British retailer Ocado cut losses significantly as its continued investment in its robotic warehouse technology helped drive revenue growth.
The company posted a loss of £153.9m in its half-year report, 46.8% less than the same period in 2023.
Revenue was up across the majority of its income streams, most notably its technology solutions, which rose by 21.8% to £241.4m.
This includes its robotic fulfilment centre technology, which Ocado licenses to other retailers. The growth in this division came despite several brands pausing or pushing back plans to adopt Ocado’s technology, including Marks & Spencer and Kroger.
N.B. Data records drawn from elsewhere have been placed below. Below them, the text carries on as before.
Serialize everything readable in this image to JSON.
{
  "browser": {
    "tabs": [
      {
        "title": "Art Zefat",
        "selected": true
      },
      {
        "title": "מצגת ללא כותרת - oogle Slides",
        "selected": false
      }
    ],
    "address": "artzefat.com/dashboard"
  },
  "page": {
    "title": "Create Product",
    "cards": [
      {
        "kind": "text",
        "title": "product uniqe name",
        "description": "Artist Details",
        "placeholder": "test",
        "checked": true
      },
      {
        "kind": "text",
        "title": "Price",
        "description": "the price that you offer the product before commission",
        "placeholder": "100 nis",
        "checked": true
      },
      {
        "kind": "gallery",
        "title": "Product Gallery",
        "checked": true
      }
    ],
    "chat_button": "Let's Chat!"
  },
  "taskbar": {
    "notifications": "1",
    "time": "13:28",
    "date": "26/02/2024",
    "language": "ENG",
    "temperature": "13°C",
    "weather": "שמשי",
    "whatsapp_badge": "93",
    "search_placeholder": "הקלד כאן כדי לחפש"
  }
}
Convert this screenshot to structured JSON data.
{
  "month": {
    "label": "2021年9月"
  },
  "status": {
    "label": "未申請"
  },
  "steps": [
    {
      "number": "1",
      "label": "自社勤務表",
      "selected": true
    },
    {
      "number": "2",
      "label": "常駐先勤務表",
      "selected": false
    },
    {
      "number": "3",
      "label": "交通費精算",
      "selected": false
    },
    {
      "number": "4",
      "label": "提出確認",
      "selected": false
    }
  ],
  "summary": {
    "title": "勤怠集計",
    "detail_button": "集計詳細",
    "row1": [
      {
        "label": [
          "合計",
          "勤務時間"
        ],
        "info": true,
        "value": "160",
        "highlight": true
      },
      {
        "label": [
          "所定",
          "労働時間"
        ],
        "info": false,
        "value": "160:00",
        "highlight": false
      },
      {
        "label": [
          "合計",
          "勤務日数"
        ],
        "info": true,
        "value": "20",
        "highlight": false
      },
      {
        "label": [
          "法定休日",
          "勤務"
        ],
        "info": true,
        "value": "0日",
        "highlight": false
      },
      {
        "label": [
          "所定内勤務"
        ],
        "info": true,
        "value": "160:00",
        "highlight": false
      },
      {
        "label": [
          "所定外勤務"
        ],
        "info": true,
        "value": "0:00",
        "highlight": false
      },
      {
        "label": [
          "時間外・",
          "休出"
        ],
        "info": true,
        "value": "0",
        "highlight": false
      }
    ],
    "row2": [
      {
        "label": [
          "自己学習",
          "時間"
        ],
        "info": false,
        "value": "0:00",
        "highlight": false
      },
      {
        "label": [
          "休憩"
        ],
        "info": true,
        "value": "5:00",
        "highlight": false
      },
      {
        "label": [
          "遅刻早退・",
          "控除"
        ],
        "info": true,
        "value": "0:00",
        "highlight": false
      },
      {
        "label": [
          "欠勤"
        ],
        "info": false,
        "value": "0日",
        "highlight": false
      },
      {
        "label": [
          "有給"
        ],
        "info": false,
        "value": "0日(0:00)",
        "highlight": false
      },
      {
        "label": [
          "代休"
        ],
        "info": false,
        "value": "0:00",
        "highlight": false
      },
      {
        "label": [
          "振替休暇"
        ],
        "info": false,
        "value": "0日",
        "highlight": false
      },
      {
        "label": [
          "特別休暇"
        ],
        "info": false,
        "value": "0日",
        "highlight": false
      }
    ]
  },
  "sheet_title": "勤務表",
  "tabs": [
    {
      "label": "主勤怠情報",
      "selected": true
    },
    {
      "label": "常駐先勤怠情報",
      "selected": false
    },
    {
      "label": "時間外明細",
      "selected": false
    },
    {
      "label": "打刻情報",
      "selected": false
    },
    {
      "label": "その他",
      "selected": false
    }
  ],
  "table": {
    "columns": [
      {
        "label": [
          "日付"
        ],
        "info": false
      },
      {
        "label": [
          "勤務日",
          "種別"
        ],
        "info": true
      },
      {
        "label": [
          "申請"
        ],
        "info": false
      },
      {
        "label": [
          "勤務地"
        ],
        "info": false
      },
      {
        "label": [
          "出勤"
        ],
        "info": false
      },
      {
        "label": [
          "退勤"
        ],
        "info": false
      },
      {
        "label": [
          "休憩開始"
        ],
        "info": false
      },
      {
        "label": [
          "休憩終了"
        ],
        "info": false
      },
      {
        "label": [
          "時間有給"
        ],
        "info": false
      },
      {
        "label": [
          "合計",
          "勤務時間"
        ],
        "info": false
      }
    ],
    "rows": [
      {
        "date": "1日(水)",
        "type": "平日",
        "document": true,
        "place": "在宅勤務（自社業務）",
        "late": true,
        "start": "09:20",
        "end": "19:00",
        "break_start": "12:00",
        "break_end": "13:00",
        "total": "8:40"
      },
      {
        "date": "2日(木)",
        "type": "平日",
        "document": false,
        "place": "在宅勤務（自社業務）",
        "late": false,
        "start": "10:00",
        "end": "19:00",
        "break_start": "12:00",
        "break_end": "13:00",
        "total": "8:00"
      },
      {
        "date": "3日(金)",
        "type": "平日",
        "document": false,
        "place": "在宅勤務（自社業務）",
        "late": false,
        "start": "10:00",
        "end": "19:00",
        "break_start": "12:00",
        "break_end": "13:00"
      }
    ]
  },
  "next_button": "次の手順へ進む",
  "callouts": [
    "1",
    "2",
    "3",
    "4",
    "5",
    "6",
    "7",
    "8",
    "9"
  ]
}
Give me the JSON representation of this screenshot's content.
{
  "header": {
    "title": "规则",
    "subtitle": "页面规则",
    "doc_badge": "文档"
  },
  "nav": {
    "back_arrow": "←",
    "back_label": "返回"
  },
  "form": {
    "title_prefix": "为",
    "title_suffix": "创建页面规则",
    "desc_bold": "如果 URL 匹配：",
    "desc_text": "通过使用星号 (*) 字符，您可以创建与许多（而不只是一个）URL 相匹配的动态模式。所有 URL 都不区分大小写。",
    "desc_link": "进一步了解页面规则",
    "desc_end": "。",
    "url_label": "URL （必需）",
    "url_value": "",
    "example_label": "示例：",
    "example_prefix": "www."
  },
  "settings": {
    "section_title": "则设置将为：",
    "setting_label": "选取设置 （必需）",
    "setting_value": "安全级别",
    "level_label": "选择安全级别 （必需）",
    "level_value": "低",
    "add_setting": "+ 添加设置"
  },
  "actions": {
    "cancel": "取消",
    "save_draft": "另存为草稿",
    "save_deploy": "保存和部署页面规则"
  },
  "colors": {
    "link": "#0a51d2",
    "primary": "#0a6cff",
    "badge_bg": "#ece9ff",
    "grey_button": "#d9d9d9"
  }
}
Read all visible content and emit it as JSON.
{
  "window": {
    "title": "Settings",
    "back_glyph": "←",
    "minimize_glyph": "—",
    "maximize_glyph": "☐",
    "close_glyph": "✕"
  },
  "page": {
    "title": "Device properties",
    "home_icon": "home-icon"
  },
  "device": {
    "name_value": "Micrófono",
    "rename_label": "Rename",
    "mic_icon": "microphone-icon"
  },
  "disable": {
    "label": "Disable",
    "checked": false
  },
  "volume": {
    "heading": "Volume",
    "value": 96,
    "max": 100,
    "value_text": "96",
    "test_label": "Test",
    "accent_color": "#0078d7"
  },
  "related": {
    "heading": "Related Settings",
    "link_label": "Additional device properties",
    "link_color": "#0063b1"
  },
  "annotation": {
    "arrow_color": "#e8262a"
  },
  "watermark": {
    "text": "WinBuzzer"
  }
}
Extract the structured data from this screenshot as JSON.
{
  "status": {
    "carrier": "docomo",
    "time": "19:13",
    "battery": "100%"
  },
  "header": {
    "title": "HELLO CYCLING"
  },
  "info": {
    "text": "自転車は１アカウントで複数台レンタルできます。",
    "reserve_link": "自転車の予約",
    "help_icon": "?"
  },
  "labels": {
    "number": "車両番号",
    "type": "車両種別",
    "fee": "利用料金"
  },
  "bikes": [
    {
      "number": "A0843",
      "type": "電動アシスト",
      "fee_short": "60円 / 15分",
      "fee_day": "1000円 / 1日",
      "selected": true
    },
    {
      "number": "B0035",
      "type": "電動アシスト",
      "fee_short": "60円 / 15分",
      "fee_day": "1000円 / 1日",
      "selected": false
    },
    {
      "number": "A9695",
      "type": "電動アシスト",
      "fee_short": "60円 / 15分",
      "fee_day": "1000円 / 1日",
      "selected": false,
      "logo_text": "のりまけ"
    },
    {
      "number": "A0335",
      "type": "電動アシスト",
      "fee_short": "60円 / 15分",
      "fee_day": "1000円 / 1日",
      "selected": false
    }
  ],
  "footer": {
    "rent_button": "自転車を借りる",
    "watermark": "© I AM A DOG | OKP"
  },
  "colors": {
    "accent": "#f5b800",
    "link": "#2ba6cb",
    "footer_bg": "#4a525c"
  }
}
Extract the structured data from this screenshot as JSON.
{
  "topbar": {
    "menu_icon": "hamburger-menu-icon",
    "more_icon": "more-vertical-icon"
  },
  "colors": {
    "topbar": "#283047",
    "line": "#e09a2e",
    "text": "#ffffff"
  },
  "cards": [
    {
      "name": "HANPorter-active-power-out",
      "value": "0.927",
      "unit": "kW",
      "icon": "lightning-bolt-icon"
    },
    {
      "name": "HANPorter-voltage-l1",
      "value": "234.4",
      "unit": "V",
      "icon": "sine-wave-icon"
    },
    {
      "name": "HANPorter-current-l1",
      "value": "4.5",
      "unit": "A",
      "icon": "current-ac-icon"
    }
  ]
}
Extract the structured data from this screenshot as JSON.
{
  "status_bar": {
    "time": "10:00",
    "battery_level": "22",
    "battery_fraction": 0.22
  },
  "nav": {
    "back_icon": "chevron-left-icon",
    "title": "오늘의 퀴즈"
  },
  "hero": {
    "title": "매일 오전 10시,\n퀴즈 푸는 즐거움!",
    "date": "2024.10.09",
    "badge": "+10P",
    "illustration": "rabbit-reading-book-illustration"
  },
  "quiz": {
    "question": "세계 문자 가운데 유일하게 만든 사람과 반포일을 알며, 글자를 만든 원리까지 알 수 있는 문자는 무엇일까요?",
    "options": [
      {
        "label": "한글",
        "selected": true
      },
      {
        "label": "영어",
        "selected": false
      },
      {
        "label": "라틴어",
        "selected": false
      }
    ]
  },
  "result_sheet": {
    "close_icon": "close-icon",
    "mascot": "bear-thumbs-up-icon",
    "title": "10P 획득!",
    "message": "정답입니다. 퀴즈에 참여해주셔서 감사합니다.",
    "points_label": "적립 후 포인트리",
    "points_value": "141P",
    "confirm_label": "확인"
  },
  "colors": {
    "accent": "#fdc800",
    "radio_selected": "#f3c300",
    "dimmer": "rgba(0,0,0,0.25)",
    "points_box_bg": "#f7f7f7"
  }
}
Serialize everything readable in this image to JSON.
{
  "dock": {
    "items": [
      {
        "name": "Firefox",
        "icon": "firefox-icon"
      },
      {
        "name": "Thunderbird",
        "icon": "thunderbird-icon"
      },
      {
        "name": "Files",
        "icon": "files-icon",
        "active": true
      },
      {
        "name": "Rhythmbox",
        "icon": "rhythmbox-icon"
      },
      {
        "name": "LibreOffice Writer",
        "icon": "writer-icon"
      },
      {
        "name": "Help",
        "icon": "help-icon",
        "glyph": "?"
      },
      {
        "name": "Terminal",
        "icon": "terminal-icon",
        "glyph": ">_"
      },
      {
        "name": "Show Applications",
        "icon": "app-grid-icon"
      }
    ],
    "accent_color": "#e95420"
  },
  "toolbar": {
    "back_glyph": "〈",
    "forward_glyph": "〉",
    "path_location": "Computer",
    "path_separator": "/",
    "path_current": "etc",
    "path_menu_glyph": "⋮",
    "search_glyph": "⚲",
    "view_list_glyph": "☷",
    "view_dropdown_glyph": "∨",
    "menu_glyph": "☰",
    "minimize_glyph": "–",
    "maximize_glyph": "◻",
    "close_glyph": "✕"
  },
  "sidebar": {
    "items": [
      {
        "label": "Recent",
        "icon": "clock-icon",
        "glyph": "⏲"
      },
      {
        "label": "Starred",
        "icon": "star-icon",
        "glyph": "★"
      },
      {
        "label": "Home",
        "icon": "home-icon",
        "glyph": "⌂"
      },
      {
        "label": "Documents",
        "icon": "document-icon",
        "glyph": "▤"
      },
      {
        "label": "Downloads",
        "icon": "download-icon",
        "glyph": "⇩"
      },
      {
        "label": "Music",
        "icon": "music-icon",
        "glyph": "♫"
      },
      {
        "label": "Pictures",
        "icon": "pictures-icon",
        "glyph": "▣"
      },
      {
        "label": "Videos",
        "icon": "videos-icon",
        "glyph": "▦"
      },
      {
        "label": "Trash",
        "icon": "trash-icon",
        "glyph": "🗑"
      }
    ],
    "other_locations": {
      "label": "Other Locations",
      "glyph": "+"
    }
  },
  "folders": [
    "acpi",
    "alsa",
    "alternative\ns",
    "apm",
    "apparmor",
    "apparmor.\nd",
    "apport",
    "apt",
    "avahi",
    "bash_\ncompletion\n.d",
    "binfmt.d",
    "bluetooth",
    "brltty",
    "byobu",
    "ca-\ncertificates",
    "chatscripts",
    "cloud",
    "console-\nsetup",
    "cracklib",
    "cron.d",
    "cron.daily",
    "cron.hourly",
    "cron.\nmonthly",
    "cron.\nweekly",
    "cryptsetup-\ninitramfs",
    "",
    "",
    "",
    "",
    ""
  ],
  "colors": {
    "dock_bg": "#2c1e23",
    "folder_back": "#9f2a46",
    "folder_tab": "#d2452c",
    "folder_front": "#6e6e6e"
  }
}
Ocado posted total group revenue of £1.5bn for the first half of the year. The London-listed firm’s total revenue reported for 2023 was £2.8bn, with a pre-tax loss of £418m.
“We have come through an unprecedented period for online grocery, with multiple years of high food inflation following a surge in demand during the pandemic,” said Ocado Group CEO Tim Steiner.
“The global channel shift to online has now resumed and Ocado is uniquely well-positioned to take advantage of the opportunity.”
Last week, the online grocery giant revealed plans to build a new robotic warehouse in Japan as part of a deal with Aeon.
The automated facility will be the company’s third in the country, having first made a deal to provide high-tech customer fulfilment centres for the Japanese retail firm in 2019.
In September 2023, the firm launched a robotic fulfilment centre in Luton.
Shares in Ocado jumped 15% this morning to 388p, rising further to 393p at the time of writing.